Prior to suffering the lone loss of his career, Verdejo emerged as a rising lightweight and the next Boricua boxing star.
Verdejo represented Puerto Rico in the 2012 London Olympics and has enjoyed three appearances on MSG property on the eve of the Puerto Rican Day parade. His first introduction came on the June 2014 undercard of P.R.’s last great superstar, when Miguel Cotto dethroned World middleweight champion Sergio Martinez to become the island’s first-ever male boxer to win titles in four divisions.

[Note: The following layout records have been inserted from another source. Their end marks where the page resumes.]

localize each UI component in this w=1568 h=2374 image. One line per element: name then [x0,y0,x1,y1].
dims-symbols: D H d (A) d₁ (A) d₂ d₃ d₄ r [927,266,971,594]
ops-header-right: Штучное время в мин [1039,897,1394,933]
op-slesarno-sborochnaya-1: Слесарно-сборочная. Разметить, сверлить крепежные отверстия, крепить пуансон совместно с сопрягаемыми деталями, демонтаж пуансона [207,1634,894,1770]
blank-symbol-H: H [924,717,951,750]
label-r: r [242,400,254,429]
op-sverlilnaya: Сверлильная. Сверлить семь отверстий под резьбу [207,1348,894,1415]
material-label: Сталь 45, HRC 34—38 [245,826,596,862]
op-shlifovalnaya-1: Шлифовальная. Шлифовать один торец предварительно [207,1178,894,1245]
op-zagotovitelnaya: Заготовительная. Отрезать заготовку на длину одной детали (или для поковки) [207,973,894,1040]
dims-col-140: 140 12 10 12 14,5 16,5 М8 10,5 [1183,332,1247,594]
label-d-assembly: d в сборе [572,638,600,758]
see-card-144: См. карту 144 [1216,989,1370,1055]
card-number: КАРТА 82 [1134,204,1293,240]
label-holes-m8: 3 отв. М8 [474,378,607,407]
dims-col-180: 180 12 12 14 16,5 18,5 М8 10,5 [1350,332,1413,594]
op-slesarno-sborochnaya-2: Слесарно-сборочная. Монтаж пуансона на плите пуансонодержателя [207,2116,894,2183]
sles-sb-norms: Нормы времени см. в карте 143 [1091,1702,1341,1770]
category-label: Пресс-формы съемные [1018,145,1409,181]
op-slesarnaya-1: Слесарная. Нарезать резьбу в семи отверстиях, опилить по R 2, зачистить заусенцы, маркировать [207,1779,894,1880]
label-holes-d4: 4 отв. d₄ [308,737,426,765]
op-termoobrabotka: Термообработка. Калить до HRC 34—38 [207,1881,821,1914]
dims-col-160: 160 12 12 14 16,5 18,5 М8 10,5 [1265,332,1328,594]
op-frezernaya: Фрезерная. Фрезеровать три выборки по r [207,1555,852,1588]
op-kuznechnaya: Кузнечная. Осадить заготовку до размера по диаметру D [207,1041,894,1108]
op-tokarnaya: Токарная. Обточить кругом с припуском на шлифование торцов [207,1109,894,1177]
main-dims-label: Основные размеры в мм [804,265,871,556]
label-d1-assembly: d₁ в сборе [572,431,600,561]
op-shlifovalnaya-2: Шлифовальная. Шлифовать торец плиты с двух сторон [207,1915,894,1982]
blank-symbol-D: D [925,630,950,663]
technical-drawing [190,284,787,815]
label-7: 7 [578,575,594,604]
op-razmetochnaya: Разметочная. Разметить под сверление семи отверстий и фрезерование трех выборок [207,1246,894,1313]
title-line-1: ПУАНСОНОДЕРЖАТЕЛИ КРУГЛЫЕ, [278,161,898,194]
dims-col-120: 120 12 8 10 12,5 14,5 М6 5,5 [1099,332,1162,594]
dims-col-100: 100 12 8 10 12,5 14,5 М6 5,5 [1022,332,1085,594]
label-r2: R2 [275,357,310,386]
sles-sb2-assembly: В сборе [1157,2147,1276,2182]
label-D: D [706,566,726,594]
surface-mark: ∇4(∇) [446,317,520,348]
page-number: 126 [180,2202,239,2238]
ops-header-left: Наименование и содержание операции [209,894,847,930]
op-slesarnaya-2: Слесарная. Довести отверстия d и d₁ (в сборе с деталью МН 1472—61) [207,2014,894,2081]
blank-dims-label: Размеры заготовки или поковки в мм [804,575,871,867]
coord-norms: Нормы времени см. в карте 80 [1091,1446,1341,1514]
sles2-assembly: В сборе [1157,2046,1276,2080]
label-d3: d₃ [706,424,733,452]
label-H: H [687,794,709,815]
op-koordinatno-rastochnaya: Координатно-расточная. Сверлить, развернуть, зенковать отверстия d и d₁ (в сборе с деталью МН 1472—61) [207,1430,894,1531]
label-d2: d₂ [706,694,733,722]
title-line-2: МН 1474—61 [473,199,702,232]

From there came dominant shows in June 2015 and June 2016 at MSG Theater, though the same venue housing his aforementioned defeat to Lozada nearly three years ago. Verdejo returned to the main room at MSG 13 months later, dominating former secondary titlist Bryan Vasquez last April.
Saturday will mark Verdejo’s fifth fight since his worst night at the office, and his third fight of 2020. He is coming off of a 1st round knockout win over unbeaten Will Madera this past July, in the very bubble site where he will perform this weekend. This next event comes with a greater purpose, one with means to an end.
“God-willing, I will be fighting for the lightweight championship in 2021,” insists Verdejo. “I’m ready to face any lightweight champion next and will definitely be looking for that in the next year.”